What came next was COVID-19. Hundreds of thousands lost their jobs and, in many cases, their insurance coverage overnight. Some of those were already sick or would become infected and hospitalized with the virus. Millions of others had to work in essential positions, putting themselves at risk.

The global pandemic made clear to me that many aspects of health and risk have nothing to do with medical insurance coverage. Whether someone has a place to live or requires public transportation to get to work matters for their health. It was now easy to see how these social determinants affect everyone. This reality, coupled with my growing understanding of the short- and long-term consequences of the pandemic, was overwhelming.  At the same time, I began to feel guilty because I had so much to be thankful for: I didn’t get COVID-19; I have internet and can work from home; I have stable housing and transportation.
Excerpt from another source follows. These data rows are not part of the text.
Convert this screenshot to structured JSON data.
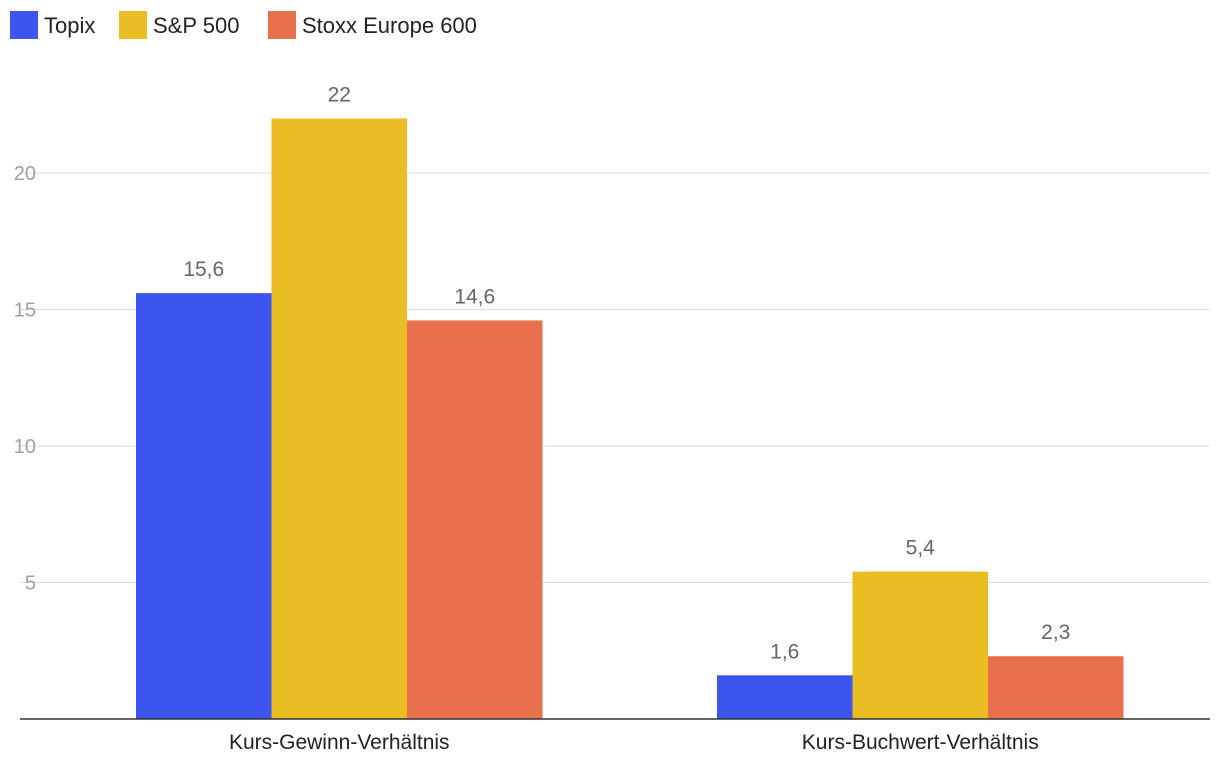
{
  "chart_data": {
    "type": "bar",
    "categories": [
      "Kurs-Gewinn-Verhältnis",
      "Kurs-Buchwert-Verhältnis"
    ],
    "series": [
      {
        "name": "Topix",
        "color": "#3b55ee",
        "values": [
          15.6,
          1.6
        ],
        "labels": [
          "15,6",
          "1,6"
        ]
      },
      {
        "name": "S&P 500",
        "color": "#ebbd24",
        "values": [
          22,
          5.4
        ],
        "labels": [
          "22",
          "5,4"
        ]
      },
      {
        "name": "Stoxx Europe 600",
        "color": "#e8704d",
        "values": [
          14.6,
          2.3
        ],
        "labels": [
          "14,6",
          "2,3"
        ]
      }
    ],
    "yticks": [
      5,
      10,
      15,
      20
    ],
    "ylim": [
      0,
      24
    ],
    "grid": true,
    "legend": "top-left",
    "title": "",
    "xlabel": "",
    "ylabel": ""
  }
}
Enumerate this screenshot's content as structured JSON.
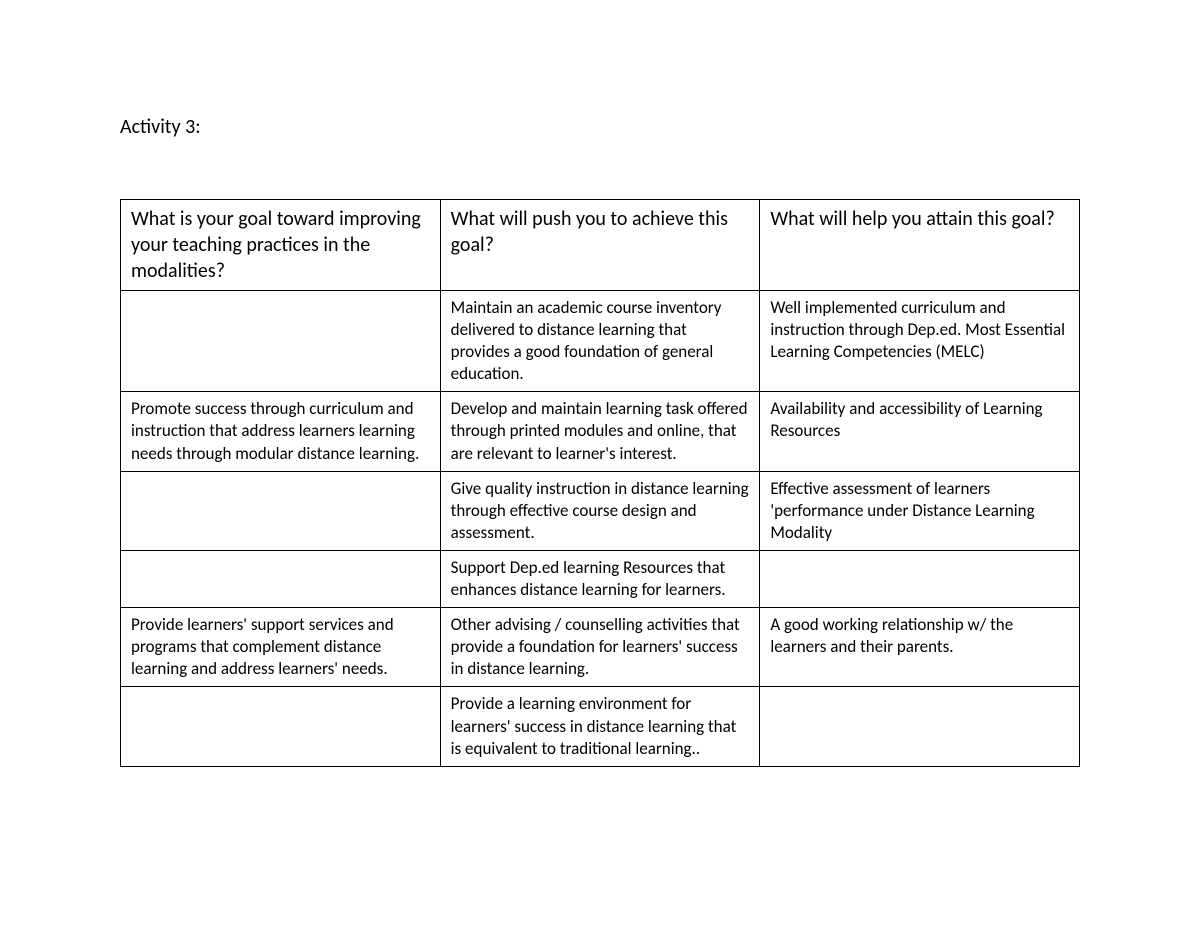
{
  "title": "Activity 3:",
  "table": {
    "headers": [
      "What is your goal toward improving your teaching practices in the modalities?",
      "What will push you to achieve this goal?",
      "What will help you attain this goal?"
    ],
    "rows": [
      {
        "c1": "",
        "c2": "Maintain an academic course inventory delivered  to distance learning that provides a good foundation of general education.",
        "c3": "Well implemented curriculum and instruction through Dep.ed. Most Essential Learning Competencies (MELC)"
      },
      {
        "c1": "Promote success through curriculum and instruction that address learners learning needs through modular distance learning.",
        "c2": "Develop and maintain learning task offered through printed modules and online, that are relevant to learner's interest.",
        "c3": "Availability and accessibility of Learning Resources"
      },
      {
        "c1": "",
        "c2": "Give quality instruction in distance learning through effective course design and assessment.",
        "c3": "Effective assessment of learners 'performance under Distance Learning Modality"
      },
      {
        "c1": "",
        "c2": "Support Dep.ed learning Resources  that enhances distance learning for learners.",
        "c3": ""
      },
      {
        "c1": "Provide learners' support services and programs that complement distance learning and address learners' needs.",
        "c2": "Other  advising / counselling activities that provide a foundation for learners' success in distance learning.",
        "c3": "A good working relationship w/ the learners and their parents."
      },
      {
        "c1": "",
        "c2": "Provide a learning environment for learners' success in distance learning that is equivalent to traditional learning..",
        "c3": ""
      }
    ]
  },
  "style": {
    "background_color": "#ffffff",
    "text_color": "#000000",
    "border_color": "#000000",
    "font_family": "Calibri",
    "title_fontsize": 20,
    "header_fontsize": 20,
    "body_fontsize": 17
  }
}
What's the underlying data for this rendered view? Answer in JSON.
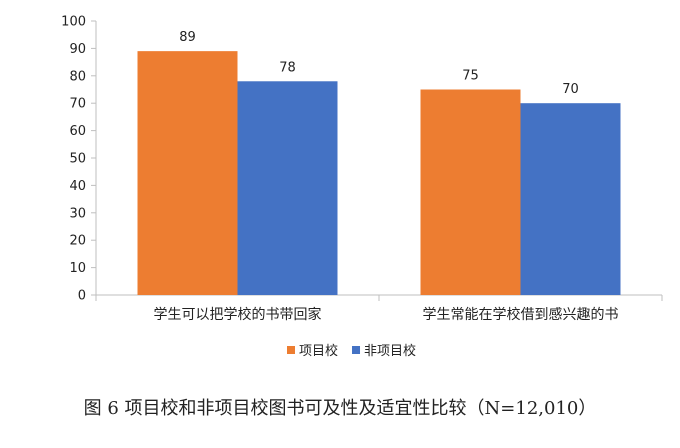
{
  "chart_data": {
    "type": "bar",
    "categories": [
      "学生可以把学校的书带回家",
      "学生常能在学校借到感兴趣的书"
    ],
    "series": [
      {
        "name": "项目校",
        "values": [
          89,
          75
        ],
        "color": "#ED7D31"
      },
      {
        "name": "非项目校",
        "values": [
          78,
          70
        ],
        "color": "#4472C4"
      }
    ],
    "ylim": [
      0,
      100
    ],
    "yticks": [
      0,
      10,
      20,
      30,
      40,
      50,
      60,
      70,
      80,
      90,
      100
    ],
    "grid": false,
    "legend_position": "bottom",
    "data_labels": true
  },
  "caption": "图 6  项目校和非项目校图书可及性及适宜性比较（N=12,010）"
}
I recognized my privilege, but didn’t know how to give back, let alone resolve the inequities.

As the pandemic wore on and other states began opening early and dealing with new waves of infection, I also began to understand the important role of government agencies and officials in our day-to-day lives. In Colorado, we have a lot of challenges, but it seemed that our state and local officials worked together (for the most part) and listened to the advice of public health officials who were doing their best to keep us all safe.  

In 2021, I started working with the Colorado Health Institute (CHI). One of the first things I edited was an evaluation of Colorado’s Co-Responder Program – which pairs mental health professionals with law enforcement in an effort to make sure people are receiving the care and services they need – that CHI had conducted for the Colorado Department of Human Services Office of Behavioral Health. “Wow! This is interesting work!” I thought. I quickly recognized that these folks know how to address many of the systemic problems that had seemed so impossible to me — and they have been doing this work for nearly 20 years.

Many of CHI’s efforts directly affect my community, including the work the organization did with public health agencies to coordinate guidance for a safe reopening after the pandemic. And CHI’s Colorado Health Access Survey captured information about people like me who experienced surprise bills after events like my emergency appendectomy.

As the newest member of CHI’s communications team, I’m looking forward to being part of the organization’s work to inform policy and decision making — and to supporting evidence-based policies that improve the health of all Coloradans. And after a crazy pandemic year, I’m glad to have found communications work that I love and a way to make a difference.